Pensées diverses 1

Montesquieu

Mon fils, vous êtes assez heureux pour n’avoir ni à rougir ni à vous enorgueillir de votre naissance : la mienne est tellement proportionnée à ma fortune que je serais fâché que l’une ou l’autre fussent plus grandes.

Vous serez homme de robe ou d’épée. Comme vous devez rendre compte de votre état, c’est à vous de le choisir : dans la robe, vous trouverez plus d’indépendance ; dans le parti de l’épée, de plus grandes espérances.

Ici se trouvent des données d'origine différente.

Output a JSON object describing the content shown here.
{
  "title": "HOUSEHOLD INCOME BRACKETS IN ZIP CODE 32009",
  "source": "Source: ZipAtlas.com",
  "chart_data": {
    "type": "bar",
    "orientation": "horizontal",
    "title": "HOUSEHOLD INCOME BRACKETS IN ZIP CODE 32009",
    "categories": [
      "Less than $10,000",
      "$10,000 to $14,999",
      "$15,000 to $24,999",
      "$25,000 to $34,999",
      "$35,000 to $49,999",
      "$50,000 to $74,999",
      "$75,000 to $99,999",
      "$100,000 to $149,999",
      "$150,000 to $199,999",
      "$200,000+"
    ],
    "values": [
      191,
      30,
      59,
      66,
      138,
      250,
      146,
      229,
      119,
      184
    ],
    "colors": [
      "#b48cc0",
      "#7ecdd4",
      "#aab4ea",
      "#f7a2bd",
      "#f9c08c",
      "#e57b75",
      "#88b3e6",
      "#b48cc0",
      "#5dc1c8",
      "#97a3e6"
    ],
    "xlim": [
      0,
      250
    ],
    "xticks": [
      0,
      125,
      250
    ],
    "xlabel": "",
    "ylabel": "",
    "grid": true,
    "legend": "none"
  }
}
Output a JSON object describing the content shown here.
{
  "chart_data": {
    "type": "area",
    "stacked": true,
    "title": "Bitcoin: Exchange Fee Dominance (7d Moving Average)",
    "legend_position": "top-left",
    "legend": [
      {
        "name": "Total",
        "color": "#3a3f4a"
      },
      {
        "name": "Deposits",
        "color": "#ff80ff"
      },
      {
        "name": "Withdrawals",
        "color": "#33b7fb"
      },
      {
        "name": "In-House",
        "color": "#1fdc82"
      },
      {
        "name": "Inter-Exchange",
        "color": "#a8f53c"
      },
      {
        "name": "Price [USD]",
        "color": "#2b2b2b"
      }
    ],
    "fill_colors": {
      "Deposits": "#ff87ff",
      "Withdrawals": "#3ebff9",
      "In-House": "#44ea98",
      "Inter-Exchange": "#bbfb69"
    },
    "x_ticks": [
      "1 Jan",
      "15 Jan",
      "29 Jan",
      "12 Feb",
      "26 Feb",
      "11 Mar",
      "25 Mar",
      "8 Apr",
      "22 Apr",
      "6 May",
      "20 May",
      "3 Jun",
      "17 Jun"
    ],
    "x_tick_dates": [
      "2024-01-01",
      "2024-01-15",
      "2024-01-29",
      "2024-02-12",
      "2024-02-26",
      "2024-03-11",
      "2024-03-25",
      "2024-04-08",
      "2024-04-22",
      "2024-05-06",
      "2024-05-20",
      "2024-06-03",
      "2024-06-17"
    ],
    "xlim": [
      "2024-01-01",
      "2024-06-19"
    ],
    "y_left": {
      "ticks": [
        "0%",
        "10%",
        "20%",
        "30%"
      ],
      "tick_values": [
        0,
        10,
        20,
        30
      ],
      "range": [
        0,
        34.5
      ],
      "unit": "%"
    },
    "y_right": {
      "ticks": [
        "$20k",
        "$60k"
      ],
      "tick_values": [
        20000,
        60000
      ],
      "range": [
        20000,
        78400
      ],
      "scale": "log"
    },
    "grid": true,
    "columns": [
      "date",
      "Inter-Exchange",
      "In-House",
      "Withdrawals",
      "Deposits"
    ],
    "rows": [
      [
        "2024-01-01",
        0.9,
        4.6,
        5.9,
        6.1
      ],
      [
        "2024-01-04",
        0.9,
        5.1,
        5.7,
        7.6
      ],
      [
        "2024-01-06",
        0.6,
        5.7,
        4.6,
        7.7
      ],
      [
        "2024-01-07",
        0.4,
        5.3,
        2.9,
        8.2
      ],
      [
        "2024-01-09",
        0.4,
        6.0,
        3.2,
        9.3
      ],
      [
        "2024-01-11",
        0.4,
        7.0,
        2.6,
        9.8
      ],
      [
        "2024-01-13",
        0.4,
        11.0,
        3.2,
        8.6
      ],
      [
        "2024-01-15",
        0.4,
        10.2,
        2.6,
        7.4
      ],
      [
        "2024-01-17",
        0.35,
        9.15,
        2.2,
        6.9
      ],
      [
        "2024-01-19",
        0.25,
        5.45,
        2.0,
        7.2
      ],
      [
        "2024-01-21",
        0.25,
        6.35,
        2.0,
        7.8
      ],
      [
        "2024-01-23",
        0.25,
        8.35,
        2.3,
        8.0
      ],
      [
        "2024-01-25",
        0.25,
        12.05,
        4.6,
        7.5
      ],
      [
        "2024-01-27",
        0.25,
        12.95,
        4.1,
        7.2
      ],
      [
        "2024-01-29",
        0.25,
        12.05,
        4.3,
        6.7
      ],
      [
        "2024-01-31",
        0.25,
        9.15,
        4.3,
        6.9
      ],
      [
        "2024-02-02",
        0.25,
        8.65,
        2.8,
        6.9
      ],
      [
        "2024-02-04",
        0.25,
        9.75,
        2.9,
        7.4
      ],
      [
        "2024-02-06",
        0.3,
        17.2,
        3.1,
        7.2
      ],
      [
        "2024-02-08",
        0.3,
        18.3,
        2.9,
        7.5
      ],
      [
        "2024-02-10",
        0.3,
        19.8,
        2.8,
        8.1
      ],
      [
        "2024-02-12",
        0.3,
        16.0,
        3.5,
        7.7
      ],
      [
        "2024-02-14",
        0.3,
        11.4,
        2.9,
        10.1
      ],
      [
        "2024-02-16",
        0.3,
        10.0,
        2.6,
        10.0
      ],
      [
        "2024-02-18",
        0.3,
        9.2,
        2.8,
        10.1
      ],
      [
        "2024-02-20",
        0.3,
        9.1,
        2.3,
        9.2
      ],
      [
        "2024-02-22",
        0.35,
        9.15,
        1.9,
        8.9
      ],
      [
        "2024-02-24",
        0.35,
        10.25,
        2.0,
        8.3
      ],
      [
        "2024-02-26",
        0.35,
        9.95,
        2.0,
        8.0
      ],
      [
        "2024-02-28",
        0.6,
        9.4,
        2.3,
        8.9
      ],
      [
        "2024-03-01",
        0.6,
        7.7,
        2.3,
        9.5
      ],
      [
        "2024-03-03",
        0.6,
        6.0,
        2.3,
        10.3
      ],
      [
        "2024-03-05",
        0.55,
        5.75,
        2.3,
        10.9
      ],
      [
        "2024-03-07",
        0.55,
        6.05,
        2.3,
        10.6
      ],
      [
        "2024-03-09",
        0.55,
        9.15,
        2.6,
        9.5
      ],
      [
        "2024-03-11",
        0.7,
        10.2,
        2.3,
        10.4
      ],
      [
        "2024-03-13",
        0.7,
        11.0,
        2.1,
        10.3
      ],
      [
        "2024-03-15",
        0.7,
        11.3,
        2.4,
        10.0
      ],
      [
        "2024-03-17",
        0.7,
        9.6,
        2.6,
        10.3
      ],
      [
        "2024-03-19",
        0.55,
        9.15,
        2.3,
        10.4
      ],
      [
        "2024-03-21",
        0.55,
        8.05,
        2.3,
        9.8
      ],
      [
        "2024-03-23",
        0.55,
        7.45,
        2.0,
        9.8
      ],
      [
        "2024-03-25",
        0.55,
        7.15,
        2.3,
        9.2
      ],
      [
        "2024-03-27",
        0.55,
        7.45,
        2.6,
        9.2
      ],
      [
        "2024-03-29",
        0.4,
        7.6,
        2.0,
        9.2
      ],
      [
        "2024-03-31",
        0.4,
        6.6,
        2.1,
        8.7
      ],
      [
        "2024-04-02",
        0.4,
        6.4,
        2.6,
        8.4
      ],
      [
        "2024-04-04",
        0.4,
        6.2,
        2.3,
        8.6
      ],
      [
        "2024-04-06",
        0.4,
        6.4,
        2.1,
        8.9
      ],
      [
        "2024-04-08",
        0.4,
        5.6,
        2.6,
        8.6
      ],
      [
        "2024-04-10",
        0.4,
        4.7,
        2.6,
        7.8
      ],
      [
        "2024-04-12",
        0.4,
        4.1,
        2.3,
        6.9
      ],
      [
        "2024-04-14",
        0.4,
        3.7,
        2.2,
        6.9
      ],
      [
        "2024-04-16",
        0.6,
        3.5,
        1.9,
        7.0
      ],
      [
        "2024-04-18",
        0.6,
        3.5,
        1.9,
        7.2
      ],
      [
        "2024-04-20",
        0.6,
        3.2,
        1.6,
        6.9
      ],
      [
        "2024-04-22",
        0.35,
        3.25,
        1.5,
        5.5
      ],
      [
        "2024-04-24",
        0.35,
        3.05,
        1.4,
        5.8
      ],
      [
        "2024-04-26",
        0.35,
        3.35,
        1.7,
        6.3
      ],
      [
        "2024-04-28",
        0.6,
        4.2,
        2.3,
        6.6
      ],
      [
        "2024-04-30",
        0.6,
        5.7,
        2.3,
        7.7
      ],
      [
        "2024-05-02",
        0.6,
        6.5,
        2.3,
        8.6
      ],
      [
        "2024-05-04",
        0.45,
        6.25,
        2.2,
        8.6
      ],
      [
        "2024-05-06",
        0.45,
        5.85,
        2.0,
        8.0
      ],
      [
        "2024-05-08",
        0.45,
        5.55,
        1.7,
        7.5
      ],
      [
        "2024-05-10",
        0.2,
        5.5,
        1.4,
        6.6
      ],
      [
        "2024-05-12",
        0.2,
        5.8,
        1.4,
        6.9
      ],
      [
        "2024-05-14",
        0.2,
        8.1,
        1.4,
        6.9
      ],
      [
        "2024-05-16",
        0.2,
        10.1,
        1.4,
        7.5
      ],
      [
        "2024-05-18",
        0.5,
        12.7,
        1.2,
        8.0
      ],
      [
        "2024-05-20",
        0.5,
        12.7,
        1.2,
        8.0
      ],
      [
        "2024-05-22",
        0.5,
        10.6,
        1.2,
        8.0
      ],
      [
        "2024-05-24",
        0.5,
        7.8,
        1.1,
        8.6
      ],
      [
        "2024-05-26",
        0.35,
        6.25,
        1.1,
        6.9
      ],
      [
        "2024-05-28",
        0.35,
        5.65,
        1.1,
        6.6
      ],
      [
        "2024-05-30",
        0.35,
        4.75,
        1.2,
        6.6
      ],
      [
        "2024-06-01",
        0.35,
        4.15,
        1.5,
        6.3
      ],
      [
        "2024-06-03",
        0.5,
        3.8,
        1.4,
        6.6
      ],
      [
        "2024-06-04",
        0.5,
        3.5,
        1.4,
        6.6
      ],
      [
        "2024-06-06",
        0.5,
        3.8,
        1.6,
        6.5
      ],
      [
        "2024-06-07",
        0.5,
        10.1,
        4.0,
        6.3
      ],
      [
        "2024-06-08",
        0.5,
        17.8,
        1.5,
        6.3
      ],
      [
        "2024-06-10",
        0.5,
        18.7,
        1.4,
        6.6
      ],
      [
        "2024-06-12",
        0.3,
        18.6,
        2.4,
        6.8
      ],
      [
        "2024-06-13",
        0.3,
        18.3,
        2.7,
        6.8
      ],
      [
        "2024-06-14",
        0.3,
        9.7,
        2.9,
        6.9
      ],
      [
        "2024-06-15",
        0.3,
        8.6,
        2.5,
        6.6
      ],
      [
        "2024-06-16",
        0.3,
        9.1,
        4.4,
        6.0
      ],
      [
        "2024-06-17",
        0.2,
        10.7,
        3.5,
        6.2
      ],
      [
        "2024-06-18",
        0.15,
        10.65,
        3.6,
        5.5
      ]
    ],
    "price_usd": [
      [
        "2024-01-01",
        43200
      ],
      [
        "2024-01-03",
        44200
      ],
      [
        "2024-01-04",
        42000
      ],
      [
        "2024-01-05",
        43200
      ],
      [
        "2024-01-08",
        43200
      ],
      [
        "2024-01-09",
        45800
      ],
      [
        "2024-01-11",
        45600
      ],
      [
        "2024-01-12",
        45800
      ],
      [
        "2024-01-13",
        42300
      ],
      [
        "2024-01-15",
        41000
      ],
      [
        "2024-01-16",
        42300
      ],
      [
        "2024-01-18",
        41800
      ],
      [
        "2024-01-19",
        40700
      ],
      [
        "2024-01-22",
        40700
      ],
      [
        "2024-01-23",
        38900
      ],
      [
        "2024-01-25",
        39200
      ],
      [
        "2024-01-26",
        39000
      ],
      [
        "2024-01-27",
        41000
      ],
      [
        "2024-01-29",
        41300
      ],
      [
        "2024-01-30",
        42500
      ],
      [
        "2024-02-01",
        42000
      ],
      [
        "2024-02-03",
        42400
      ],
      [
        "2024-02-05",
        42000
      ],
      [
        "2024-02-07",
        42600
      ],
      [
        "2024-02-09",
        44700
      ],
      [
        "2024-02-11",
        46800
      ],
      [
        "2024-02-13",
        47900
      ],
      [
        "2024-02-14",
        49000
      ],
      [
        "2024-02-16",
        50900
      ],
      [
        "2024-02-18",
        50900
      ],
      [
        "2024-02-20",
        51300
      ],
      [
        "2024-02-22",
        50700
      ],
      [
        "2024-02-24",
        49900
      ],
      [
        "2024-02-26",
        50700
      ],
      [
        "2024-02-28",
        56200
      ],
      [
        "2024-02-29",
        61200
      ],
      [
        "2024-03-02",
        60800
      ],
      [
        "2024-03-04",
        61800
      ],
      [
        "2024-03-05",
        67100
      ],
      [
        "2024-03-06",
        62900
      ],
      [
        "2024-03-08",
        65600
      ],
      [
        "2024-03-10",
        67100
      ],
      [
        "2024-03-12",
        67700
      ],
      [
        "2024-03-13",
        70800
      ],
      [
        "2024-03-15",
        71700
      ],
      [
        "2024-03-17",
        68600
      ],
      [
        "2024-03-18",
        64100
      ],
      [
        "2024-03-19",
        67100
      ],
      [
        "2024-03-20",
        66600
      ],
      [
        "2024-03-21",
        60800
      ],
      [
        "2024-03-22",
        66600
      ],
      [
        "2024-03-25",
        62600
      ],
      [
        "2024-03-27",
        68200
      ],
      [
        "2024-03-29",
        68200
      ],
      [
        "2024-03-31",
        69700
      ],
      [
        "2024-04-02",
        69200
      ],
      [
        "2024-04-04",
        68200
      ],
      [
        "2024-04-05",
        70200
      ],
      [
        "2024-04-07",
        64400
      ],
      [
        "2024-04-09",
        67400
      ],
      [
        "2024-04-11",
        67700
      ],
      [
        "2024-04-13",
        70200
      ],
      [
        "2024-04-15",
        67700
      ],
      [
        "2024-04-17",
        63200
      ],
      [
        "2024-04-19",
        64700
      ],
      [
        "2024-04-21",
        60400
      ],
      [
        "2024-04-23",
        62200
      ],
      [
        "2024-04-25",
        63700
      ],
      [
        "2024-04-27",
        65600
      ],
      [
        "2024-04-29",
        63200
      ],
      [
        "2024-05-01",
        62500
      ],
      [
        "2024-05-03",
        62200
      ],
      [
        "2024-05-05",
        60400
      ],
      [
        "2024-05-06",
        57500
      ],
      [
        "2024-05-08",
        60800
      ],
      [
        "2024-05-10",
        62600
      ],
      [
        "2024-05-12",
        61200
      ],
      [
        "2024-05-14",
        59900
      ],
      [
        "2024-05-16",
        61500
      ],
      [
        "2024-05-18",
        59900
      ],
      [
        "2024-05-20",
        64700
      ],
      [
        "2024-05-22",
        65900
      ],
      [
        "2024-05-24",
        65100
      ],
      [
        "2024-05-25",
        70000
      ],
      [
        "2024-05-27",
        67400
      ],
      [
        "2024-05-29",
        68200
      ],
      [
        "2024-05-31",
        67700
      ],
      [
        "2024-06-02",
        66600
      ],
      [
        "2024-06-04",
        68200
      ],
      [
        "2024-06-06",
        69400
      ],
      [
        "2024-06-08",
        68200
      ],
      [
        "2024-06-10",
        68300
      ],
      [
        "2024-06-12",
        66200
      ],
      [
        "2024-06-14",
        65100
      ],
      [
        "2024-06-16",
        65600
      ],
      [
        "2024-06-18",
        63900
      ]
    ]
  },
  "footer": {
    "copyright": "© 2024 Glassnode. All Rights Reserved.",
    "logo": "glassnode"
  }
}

Il vous est permis de souhaiter de monter à des postes plus éminents, parce qu’il est permis à chaque citoyen de souhaiter d’être en état de rendre de plus grands services à sa patrie ; d’ailleurs une noble ambition est un sentiment utile à la société lorsqu’il se dirige bien. Comme le monde physique ne subsiste que parce que chaque partie de la matière tend à s’éloigner du centre, aussi le monde politique se soutient-il par le désir intérieur et inquiet que chacun a de sortir du lieu où il est placé. C’est en vain qu’une morale austère veut effacer les traits que le plus grand des ouvriers a gravés dans nos âmes : c’est à la morale qui veut travailler sur le cœur de l’homme à régler ses sentiments, et non pas à les détruire. Nos auteurs moraux sont presque tous outrés : ils parlent à l’entendement, et non pas à cette âme.